In a ballot referendum in 2006 known as Proposal 2, 58 percent of voters approved an amendment to Michigan's constitution banning consideration of race in college admissions, state employment and government contracting. At the time of its adoption, black and Latino students received substantial preference in admission to the state's most competitive campuses. According to studies by my Center for Equal Opportunity, black applicants with the same test scores as white or Asian students were as much as 70 times more likely to be admitted to the University of Michigan at Ann Arbor as undergraduates and 36 times more likely to be admitted to the law school prior to adoption of Proposal 2.

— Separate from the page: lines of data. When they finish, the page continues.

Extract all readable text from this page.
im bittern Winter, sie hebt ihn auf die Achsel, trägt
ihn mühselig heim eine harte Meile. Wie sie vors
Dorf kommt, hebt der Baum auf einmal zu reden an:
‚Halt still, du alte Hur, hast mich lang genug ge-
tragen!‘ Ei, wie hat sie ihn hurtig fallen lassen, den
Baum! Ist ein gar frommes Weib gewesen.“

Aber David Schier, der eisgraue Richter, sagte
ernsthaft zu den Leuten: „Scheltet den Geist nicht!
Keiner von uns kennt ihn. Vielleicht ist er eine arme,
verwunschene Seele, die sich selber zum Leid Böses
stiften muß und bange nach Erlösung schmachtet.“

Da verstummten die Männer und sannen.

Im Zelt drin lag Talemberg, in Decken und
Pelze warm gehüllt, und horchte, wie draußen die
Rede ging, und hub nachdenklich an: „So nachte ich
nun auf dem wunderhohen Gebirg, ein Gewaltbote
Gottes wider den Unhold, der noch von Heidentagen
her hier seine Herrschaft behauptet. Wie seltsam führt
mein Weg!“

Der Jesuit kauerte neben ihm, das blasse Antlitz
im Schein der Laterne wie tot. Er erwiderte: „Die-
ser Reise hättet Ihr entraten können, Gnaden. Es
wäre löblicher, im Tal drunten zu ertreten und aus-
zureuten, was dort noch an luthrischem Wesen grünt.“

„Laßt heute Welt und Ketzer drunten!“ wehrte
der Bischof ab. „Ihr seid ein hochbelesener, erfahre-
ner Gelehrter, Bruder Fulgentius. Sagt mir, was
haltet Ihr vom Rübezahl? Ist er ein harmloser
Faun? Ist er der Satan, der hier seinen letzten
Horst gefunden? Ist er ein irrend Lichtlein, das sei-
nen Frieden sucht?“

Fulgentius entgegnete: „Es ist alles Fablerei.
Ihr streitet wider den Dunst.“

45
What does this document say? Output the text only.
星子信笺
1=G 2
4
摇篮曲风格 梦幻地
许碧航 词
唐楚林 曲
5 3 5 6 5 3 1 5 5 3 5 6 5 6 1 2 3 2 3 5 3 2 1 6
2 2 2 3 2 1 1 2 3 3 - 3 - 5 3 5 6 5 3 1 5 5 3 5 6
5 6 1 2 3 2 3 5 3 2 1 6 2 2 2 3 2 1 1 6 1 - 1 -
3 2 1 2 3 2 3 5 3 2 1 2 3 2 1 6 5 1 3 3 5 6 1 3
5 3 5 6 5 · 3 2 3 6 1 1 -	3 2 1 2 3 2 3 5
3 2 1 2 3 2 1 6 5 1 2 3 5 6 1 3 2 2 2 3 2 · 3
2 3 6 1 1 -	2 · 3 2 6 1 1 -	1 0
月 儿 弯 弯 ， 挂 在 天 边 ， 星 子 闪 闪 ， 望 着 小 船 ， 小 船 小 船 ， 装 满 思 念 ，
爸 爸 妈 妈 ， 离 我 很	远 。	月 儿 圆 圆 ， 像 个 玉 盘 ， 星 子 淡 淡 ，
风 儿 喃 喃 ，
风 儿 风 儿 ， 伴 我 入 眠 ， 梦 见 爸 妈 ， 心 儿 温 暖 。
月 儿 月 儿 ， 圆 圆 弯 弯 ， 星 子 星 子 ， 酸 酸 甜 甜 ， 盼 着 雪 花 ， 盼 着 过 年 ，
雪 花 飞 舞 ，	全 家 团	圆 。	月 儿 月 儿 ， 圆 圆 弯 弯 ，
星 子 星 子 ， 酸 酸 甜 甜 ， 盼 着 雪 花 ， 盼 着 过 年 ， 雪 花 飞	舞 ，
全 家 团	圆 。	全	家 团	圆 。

Ironically, the whole reason the initiative came to be on the ballot was because in 2003, the Supreme Court upheld preferential admissions at the University of Michigan Law School, while striking down the university's undergraduate affirmative action plan as too rigid. The only alternative left to those who opposed the school's preferential policies was to amend the state constitution. Now, having lost at the ballot box, proponents of preferential admissions are back at the Supreme Court.
Court watchers predict that, once again, the court may find a way to duck the big issue. Given the court's composition, it is unlikely that opponents of Proposal 2 will see it struck down on constitutional grounds. But the court could do what it did with the Texas case: decide it on the narrowest legal grounds, which would leave the ban against racial preferences in Michigan in place but would not settle the larger question of why government should ever be permitted to use race in discriminating against or granting preference to anyone.
Judging people by the color of their skin is never benign. It is never a good thing to say that race defines the person, for better or worse. When government allots benefits to some based on race, it necessarily means that government discriminates against others who don't share those racial characteristics. It was wrong when government behaved in this fashion for more than 200 years to favor whites. And it is no less wrong when government does it today to disadvantage whites -- and, importantly, Asians, who faced discrimination under the old system and still face it in most affirmative action plans.
In those states that have banned racial preferences, black and Latino students are doing just fine. In fact, in California, which banned preferences in 1996, not only have the numbers of black and Latino students attending the prestigious UC system increased, but they are graduating at rates 20 to 25 percent higher and have better grades than they did prior to the ban.
We are supposed to have progressed to the point that skin color doesn't matter. Wasn't that the whole point of the civil rights movement of the 1950s and '60s? So why is it that we still allow life-altering decisions to be made on the basis of race?
Unless the court decides the Michigan case broadly and decisively -- upholding the state ban on preferences and deciding that government should never use race to pick winners and losers -- this issue will continue to divide America. The time to end racial discrimination is long overdue. The court must act now.